At the conclusion of a two-day trial on Aug. 23, in Ouagadougou, the capital of this West African country, police constables Belibi Nébié and Béma Fayama were each sentenced to ten years in prison. They were found guilty of intentionally beating and injuring Zongo in February: the injuries led to his death soon afterwards. An officer, Narcisse Roger Kaboré, was sentenced to eight years for his involvement in the incident.
Lawyers for the three convicted men, who say the punishment is excessive, have announced they will appeal the judgement, but Ambroise Farama, lawyer for Zongo’s family, is satisfied.
“Justice has been served, because those responsible (for his death) have been named,” said Farama. “The aim of a lawsuit like this is to remind the forces of law and order that they cannot simply stop someone and torture him.”
The family had demanded only the symbolic amount of one franc as compensation.
Pushing back impunity
The authorities, who initially attributed Zongo’s death to meningitis, retracted this claim following the riots as well as pressure from human rights organisations. A full inquiry into the death was ordered, leading to charges being laid against the police for the teenager’s death.
“The key point is that they have recognised that Justin did not simply die of meningitis. One must realise that his meningitis was provoked by his injuries,” said Kisito Dakuyo, the head of the Burkina Faso Movement for Human and People’s Rights (MBDHP) in the central Boulkiemdé province.
“We are interested in an educational significance that goes well beyond this verdict, and which challenges all those who harbour the idea of carrying out such acts,” said MBDHP’s national president, Chryzogome Zougmonré.

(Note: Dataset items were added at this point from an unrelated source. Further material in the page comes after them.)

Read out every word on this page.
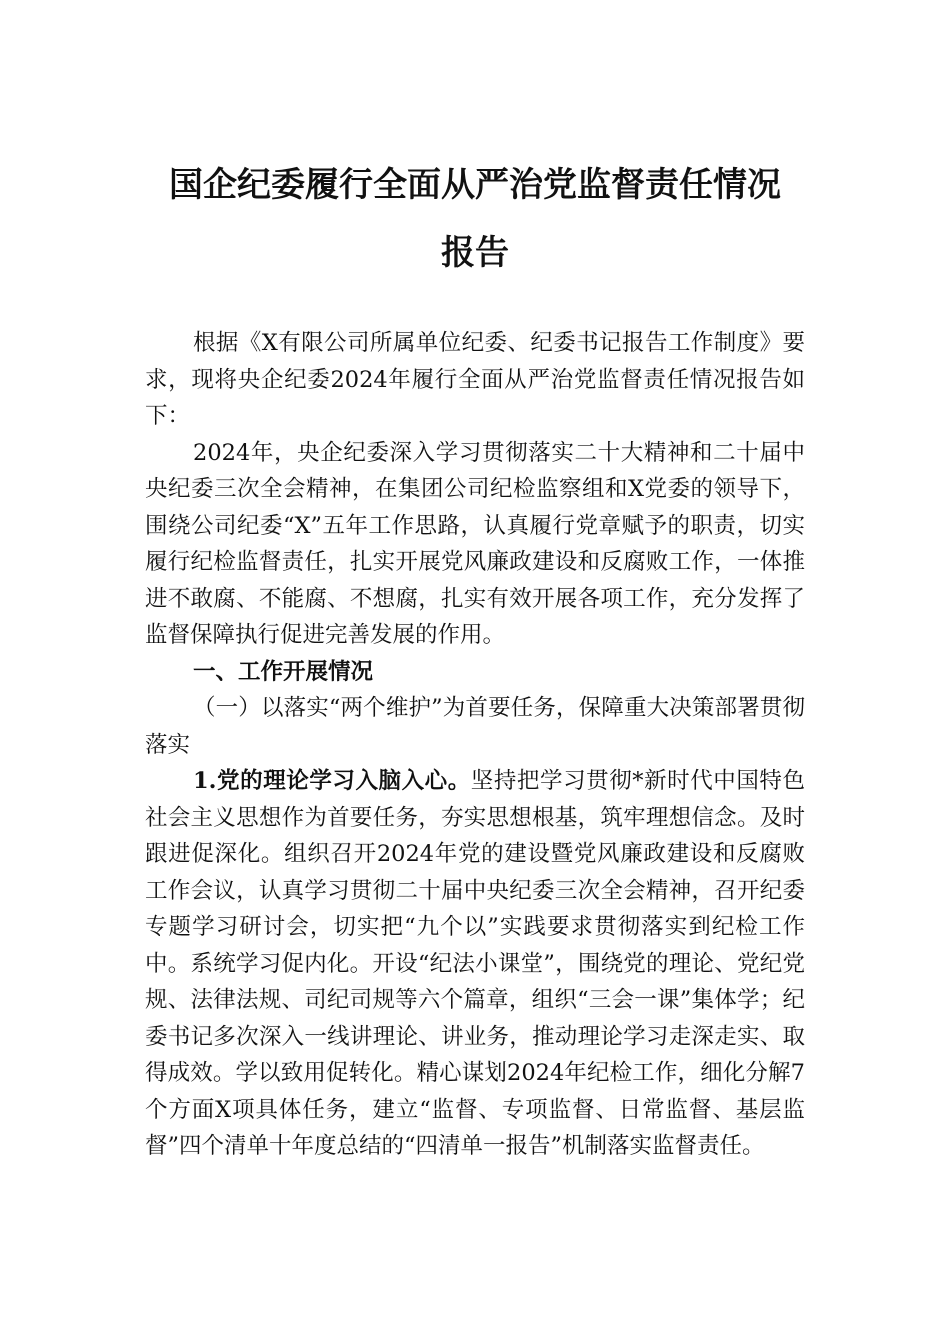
国企纪委履行全面从严治党监督责任情况
报告

根据《X有限公司所属单位纪委、纪委书记报告工作制度》要求，现将央企纪委2024年履行全面从严治党监督责任情况报告如下：

2024年，央企纪委深入学习贯彻落实二十大精神和二十届中央纪委三次全会精神，在集团公司纪检监察组和X党委的领导下，围绕公司纪委“X”五年工作思路，认真履行党章赋予的职责，切实履行纪检监督责任，扎实开展党风廉政建设和反腐败工作，一体推进不敢腐、不能腐、不想腐，扎实有效开展各项工作，充分发挥了监督保障执行促进完善发展的作用。

一、工作开展情况

（一）以落实“两个维护”为首要任务，保障重大决策部署贯彻落实

1.党的理论学习入脑入心。坚持把学习贯彻*新时代中国特色社会主义思想作为首要任务，夯实思想根基，筑牢理想信念。及时跟进促深化。组织召开2024年党的建设暨党风廉政建设和反腐败工作会议，认真学习贯彻二十届中央纪委三次全会精神，召开纪委专题学习研讨会，切实把“九个以”实践要求贯彻落实到纪检工作中。系统学习促内化。开设“纪法小课堂”，围绕党的理论、党纪党规、法律法规、司纪司规等六个篇章，组织“三会一课”集体学；纪委书记多次深入一线讲理论、讲业务，推动理论学习走深走实、取得成效。学以致用促转化。精心谋划2024年纪检工作，细化分解7个方面X项具体任务，建立“监督、专项监督、日常监督、基层监督”四个清单十年度总结的“四清单一报告”机制落实监督责任。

Zougmonré, who last year launched a campaign against all forms of torture under the theme “torture is an illegal, barbaric and cowardly act”, draws a parallel between the Justin Zongo affair and that of Arnaud Somé, 23, who died in suspicious circumstances in July 2010, also provoking riots in the southwest of the country.
Somé died after he was detained by police for possession of cannabis. The police were accused of torturing him and people took to the streets in several days of violent protest, setting fire to the regional police headquarters in Gaoua. The intervention of the army and the gendarmerie – armed elite police with responsibility for public order – was needed to restore order in the city.
In June, two members of the police force were found guilty of Somé’s fatal beating and sentenced to five years in prison.
Following the verdict, Dakuyo has renewed hope for justice in other cases, such as the unsolved assassination of Norbert Zongo, a journalist who was killed in December 1998.
“We believe that this is the beginning of justice for all the other dossiers which are pending, because our people have a thirst for justice, and this verdict gives hope for all outstanding cases,” said Dakuyo.
“There is positive momentum,” agreed Zougmonré. “We have noted that for too long, some police have been committing acts like these (beatings), particularly at certain sites of preventive detention (commissariats and guard posts). This must stop, because in a state ruled by law, one cannot tolerate the daily abuse of Burkinabè citizens.”